Uso do app, crucial nas últimas eleições, se modifica. Grupos se subdividem, com regras próprias. 71% dos usuários se dizem “mais comedidos”, em resposta à polarização e fake news. Mas 1/3 compartilha “conteúdos ofensivos”
Atire o primeiro emoji quem não saiu – ou foi removido – de um grupo de WhatsApp na época das eleições de 2018 por conta de alguma discordância visceral com certos membros de outros espectros políticos.
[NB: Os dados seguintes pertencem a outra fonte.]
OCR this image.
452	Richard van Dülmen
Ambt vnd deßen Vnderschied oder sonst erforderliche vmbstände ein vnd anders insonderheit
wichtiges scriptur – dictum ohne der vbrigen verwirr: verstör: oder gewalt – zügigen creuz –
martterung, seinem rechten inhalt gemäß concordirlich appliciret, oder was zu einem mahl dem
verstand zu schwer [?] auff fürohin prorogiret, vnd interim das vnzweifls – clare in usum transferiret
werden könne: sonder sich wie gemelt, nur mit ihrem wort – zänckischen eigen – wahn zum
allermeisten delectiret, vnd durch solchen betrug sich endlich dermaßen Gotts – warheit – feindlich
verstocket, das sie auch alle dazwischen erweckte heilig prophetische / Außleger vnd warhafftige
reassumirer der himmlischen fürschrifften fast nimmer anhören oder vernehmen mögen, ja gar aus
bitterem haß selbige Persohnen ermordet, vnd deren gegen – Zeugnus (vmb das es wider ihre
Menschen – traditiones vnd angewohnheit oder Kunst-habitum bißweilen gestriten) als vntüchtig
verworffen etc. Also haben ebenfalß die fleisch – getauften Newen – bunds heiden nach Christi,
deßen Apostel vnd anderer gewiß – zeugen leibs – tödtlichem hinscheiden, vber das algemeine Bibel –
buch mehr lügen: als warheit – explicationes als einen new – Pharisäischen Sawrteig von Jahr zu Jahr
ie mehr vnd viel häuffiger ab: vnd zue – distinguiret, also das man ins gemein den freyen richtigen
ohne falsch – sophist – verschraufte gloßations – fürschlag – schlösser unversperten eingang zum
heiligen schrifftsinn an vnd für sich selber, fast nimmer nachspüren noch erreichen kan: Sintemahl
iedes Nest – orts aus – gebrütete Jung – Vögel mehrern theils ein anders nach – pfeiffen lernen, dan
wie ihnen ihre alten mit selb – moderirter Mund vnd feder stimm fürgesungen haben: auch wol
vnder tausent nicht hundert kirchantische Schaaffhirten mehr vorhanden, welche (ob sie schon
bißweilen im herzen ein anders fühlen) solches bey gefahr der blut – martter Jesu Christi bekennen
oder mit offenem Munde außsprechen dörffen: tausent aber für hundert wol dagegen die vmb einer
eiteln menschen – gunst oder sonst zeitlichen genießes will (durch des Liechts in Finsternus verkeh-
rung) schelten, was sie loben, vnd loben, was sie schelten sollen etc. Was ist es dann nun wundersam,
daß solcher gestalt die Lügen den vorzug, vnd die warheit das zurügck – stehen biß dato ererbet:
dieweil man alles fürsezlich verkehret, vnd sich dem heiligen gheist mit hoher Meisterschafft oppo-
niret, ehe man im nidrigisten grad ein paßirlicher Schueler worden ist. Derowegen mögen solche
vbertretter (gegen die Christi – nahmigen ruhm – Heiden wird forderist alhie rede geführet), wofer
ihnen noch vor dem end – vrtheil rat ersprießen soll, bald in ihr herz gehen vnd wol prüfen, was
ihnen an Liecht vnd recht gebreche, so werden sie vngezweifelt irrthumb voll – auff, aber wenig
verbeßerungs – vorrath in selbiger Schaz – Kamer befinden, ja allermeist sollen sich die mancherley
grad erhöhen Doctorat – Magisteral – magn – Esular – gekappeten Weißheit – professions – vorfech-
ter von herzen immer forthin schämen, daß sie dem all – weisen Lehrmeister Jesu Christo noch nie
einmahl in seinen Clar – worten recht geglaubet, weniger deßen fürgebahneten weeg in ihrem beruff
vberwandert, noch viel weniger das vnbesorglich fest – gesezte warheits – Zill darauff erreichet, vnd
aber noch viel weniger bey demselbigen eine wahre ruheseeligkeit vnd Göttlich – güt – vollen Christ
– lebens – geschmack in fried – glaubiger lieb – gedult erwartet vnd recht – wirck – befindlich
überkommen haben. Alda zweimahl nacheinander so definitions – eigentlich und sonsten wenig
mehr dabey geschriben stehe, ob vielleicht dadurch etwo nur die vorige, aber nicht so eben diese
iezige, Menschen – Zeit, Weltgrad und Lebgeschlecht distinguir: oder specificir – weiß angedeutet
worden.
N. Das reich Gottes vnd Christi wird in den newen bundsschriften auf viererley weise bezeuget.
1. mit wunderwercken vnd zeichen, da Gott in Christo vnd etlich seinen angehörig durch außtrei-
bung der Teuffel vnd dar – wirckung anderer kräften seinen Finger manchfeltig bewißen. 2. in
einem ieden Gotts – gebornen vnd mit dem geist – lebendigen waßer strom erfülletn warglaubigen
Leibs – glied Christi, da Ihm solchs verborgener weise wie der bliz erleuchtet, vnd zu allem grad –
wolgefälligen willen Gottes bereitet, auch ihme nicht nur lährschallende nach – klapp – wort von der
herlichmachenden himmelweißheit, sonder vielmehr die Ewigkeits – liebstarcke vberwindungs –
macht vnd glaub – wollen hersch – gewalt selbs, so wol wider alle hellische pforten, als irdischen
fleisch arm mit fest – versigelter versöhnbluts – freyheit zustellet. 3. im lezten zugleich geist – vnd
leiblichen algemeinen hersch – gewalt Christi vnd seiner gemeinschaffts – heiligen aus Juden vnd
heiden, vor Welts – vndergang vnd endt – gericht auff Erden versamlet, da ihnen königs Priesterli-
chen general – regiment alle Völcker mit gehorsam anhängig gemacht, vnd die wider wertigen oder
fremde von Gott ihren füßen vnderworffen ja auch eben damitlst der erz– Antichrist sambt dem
A disputa presidencial dividiu famílias, amizades e também grupos virtuais, e mudou radicalmente a forma como os brasileiros usam o WhatsApp, promovendo um olhar mais crítico às informações recebidas nessa rede, e motivando a criação de regras de conduta mais claras para reger o comportamento dentro de grupos.
A conclusão é baseada em uma ampla pesquisa sobre o uso do WhatsApp realizada pelo InternetLab em parceria com a Rede Conhecimento Social, à qual o Núcleo mostra com exclusividade. O estudo tem mais de 3.100 respondentes e é representativo da população de +16 anos que utiliza internet.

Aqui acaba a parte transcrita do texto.